Despite this, the government’s attempt to impose austerity measures was blocked by the Civil Services Commission, leading to a series of scuffles between the Finance Ministry and the CSC.
The opposition at the time, now in power following Nasheed’s controversial resignation in 2012, contested Nasheed’s expenditure on 244 political appointees – a figure partly the result of the government’s early efforts to consolidate state employees under government-owned companies outside the purview of the CSC.
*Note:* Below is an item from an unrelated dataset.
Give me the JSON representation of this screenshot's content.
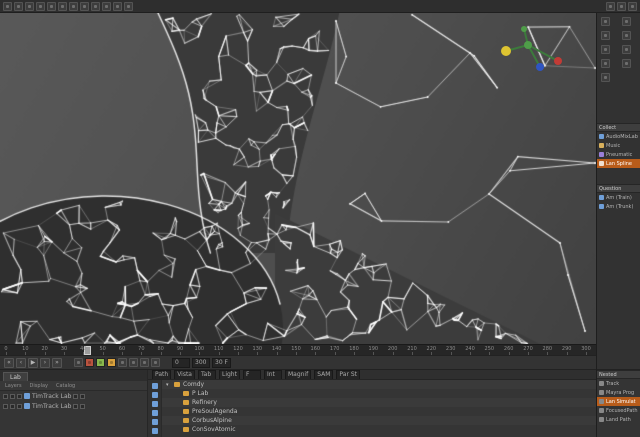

Figures released by the Ministry of Finance and Treasury showed that these 244 appointees were being paid MVR 99 million (US$6.4 million) a year, however Nasheed’s administration contested that this constituted just two percent of the state’s 2011 wage bill, comparing it to the 39 percent that went to the civil service, 24 percent to uniformed bodies, 17 percent to local councils, 10 percent to independent institutions, 5 percent to the judiciary, and 2 percent to parliament.
In comparison, President Waheed’s government during 2012 spent MVR 60 million (US$3.9 million) on 136 appointees, according to figures procured by Sun Online.
At the time, the monthly spend included 19 Minister-level posts at MVR 57,500 (US$3730), 42 State Ministers (MVR 40,000-45,000, US$2600-2900), 58 Deputy Ministers (MVR 35,000, US$2250), five Deputy Under-Secretaries (MVR 30,000, US$1950) and 10 advisors to ministers (MVR 25,000, US$1620).
Overall public expenditure in 2012 increased 12 percent on the previous year. This was in large part due to measures such as the intensified recruitment and promotion of a third of the police force, and repayment of civil servant salaries cut during the Nasheed era.
The Maldives Monetary Authority (MMA) noted that while total expenditure for the year was three percent lower than 2011, this was only due to the government’s failure to pay a large number of bills. Total public debt at the end of 2012 was 72 percent on GDP, the MMA stated.
Meanwhile, the government’s wage bill was in May projected to increase by 37 percent in 2013 as a result of hiring more employees, notably 864 new staff for the police and military – an increase of almost 20 percent.
In its professional opinion on the budget submitted to parliament, the Auditor General’s Office also observed that compared to 2012, the number of state employees was set to rise from 32,868 to 40,333 – resulting in MVR 1.3 billion (US$84.3 million) of additional expenditure in 2013.